With the fall of Napoléon III in 1870, Malon was freed from prison and helped organise relief for the poor during the Prussian siege of Paris. He joined the 'Republican Central Committee', which united Proudhonists with followers of Auguste Blanqui. In 1871 Malon was elected to the National Assembly of the new Third Republic, but he resigned in protest against the peace treaty, which ceded Alsace-Lorraine to Prussia.

When the Paris Commune rose against the Thiers government at Versailles, Malon was elected to the Council of the Commune. He also served on the Committee on Labour and Trade. Malon opposed the Jacobin faction in the Commune, associated with Félix Pyat. Malon voted against the creation of a new Committee of Public Safety. He was horrified by the 'bloody week' when several hostages were shot. After the suppression of the Commune he escaped to Lugano, Switzerland, where he joined the Jura Federation, dominated by Bakuninists.

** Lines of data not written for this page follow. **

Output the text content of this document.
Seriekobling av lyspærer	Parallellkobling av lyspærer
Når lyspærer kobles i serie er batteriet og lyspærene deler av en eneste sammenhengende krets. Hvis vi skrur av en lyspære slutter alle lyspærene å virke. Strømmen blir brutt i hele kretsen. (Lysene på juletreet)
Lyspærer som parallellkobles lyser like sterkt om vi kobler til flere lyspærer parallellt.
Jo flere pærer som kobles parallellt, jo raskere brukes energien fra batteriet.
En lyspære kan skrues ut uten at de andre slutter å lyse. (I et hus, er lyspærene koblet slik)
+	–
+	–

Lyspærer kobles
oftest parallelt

Around this time, Malon began a romantic relationship with Léodile Champseix (better known under her literary pseudonym André Léo), an author and feminist. They entered a 'free marriage' in 1872.

A general amnesty in 1880 enabled Malon to return to France, where he resumed work as a journalist and became involved in the new French Workers' Party (POF) of Jules Guesde. In 1882, the party split between 'orthodox' Marxists around Guesde and reformist 'possibilists' led by Paul Brousse. Malon sided with Brousse and helped organise the Federation of the Socialist Workers of France (FTSF).

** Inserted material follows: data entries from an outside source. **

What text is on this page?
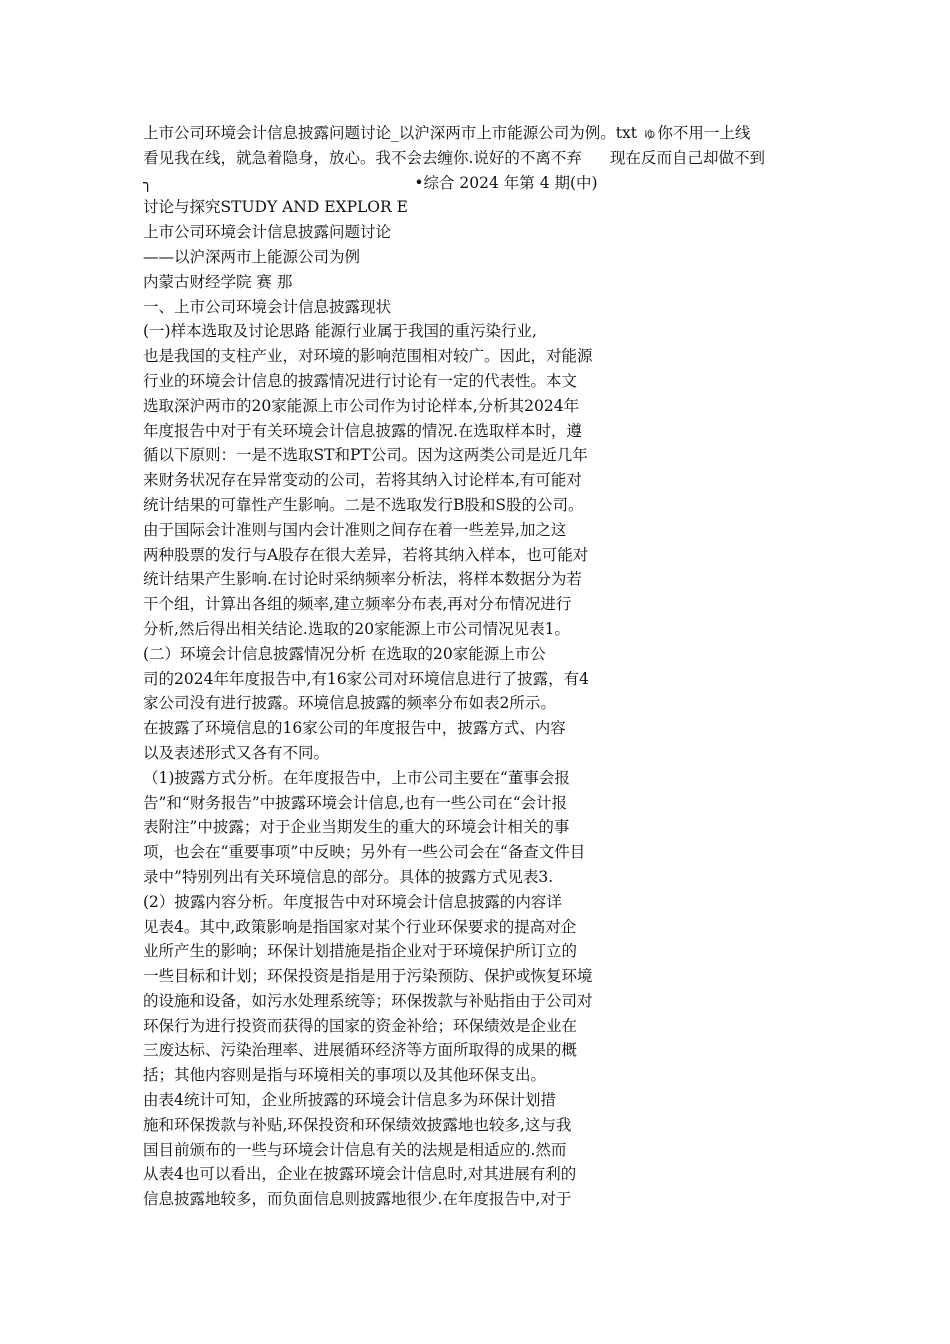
上市公司环境会计信息披露问题讨论_以沪深两市上市能源公司为例。txt ゅ你不用一上线
看见我在线，就急着隐身，放心。我不会去缠你.说好的不离不弃 现在反而自己却做不到
╮	•综合 2024 年第 4 期(中)
讨论与探究STUDY AND EXPLOR E
上市公司环境会计信息披露问题讨论
——以沪深两市上能源公司为例
内蒙古财经学院 赛 那
一、上市公司环境会计信息披露现状
(一)样本选取及讨论思路 能源行业属于我国的重污染行业,
也是我国的支柱产业，对环境的影响范围相对较广。因此，对能源
行业的环境会计信息的披露情况进行讨论有一定的代表性。本文
选取深沪两市的20家能源上市公司作为讨论样本,分析其2024年
年度报告中对于有关环境会计信息披露的情况.在选取样本时，遵
循以下原则：一是不选取ST和PT公司。因为这两类公司是近几年
来财务状况存在异常变动的公司，若将其纳入讨论样本,有可能对
统计结果的可靠性产生影响。二是不选取发行B股和S股的公司。
由于国际会计准则与国内会计准则之间存在着一些差异,加之这
两种股票的发行与A股存在很大差异，若将其纳入样本，也可能对
统计结果产生影响.在讨论时采纳频率分析法，将样本数据分为若
干个组，计算出各组的频率,建立频率分布表,再对分布情况进行
分析,然后得出相关结论.选取的20家能源上市公司情况见表1。
(二）环境会计信息披露情况分析 在选取的20家能源上市公
司的2024年年度报告中,有16家公司对环境信息进行了披露，有4
家公司没有进行披露。环境信息披露的频率分布如表2所示。
在披露了环境信息的16家公司的年度报告中，披露方式、内容
以及表述形式又各有不同。
（1)披露方式分析。在年度报告中，上市公司主要在“董事会报
告”和“财务报告”中披露环境会计信息,也有一些公司在“会计报
表附注”中披露；对于企业当期发生的重大的环境会计相关的事
项，也会在“重要事项”中反映；另外有一些公司会在“备查文件目
录中”特别列出有关环境信息的部分。具体的披露方式见表3.
(2）披露内容分析。年度报告中对环境会计信息披露的内容详
见表4。其中,政策影响是指国家对某个行业环保要求的提高对企
业所产生的影响；环保计划措施是指企业对于环境保护所订立的
一些目标和计划；环保投资是指是用于污染预防、保护或恢复环境
的设施和设备，如污水处理系统等；环保拨款与补贴指由于公司对
环保行为进行投资而获得的国家的资金补给；环保绩效是企业在
三废达标、污染治理率、进展循环经济等方面所取得的成果的概
括；其他内容则是指与环境相关的事项以及其他环保支出。
由表4统计可知，企业所披露的环境会计信息多为环保计划措
施和环保拨款与补贴,环保投资和环保绩效披露地也较多,这与我
国目前颁布的一些与环境会计信息有关的法规是相适应的.然而
从表4也可以看出，企业在披露环境会计信息时,对其进展有利的
信息披露地较多，而负面信息则披露地很少.在年度报告中,对于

In 1885, Malon founded the journal Revue Socialiste. Despite his affiliation with the Possibilists, Malon considered himself an independent socialist and called for the re-unification of the socialist movement (which he did not live to see). The Revue Socialiste opened its pages to all tendencies of French socialism. In 1889, he became editor of the newspaper Egalité. He also published several books, including a work on 'social economy' (1883), a five-volume history of socialism and a work outlining his theory of 'integral socialism' (1891).

When Malon died in 1893, his funeral at the Père-Lachaise cemetery was attended by a crowd of over 10,000 mourners. In 1913, a monument to Malon was established, and Jean Jaurès gave the dedication speech. In 1905, the various factions of French socialism united in the French Section of the Workers' International (SFIO).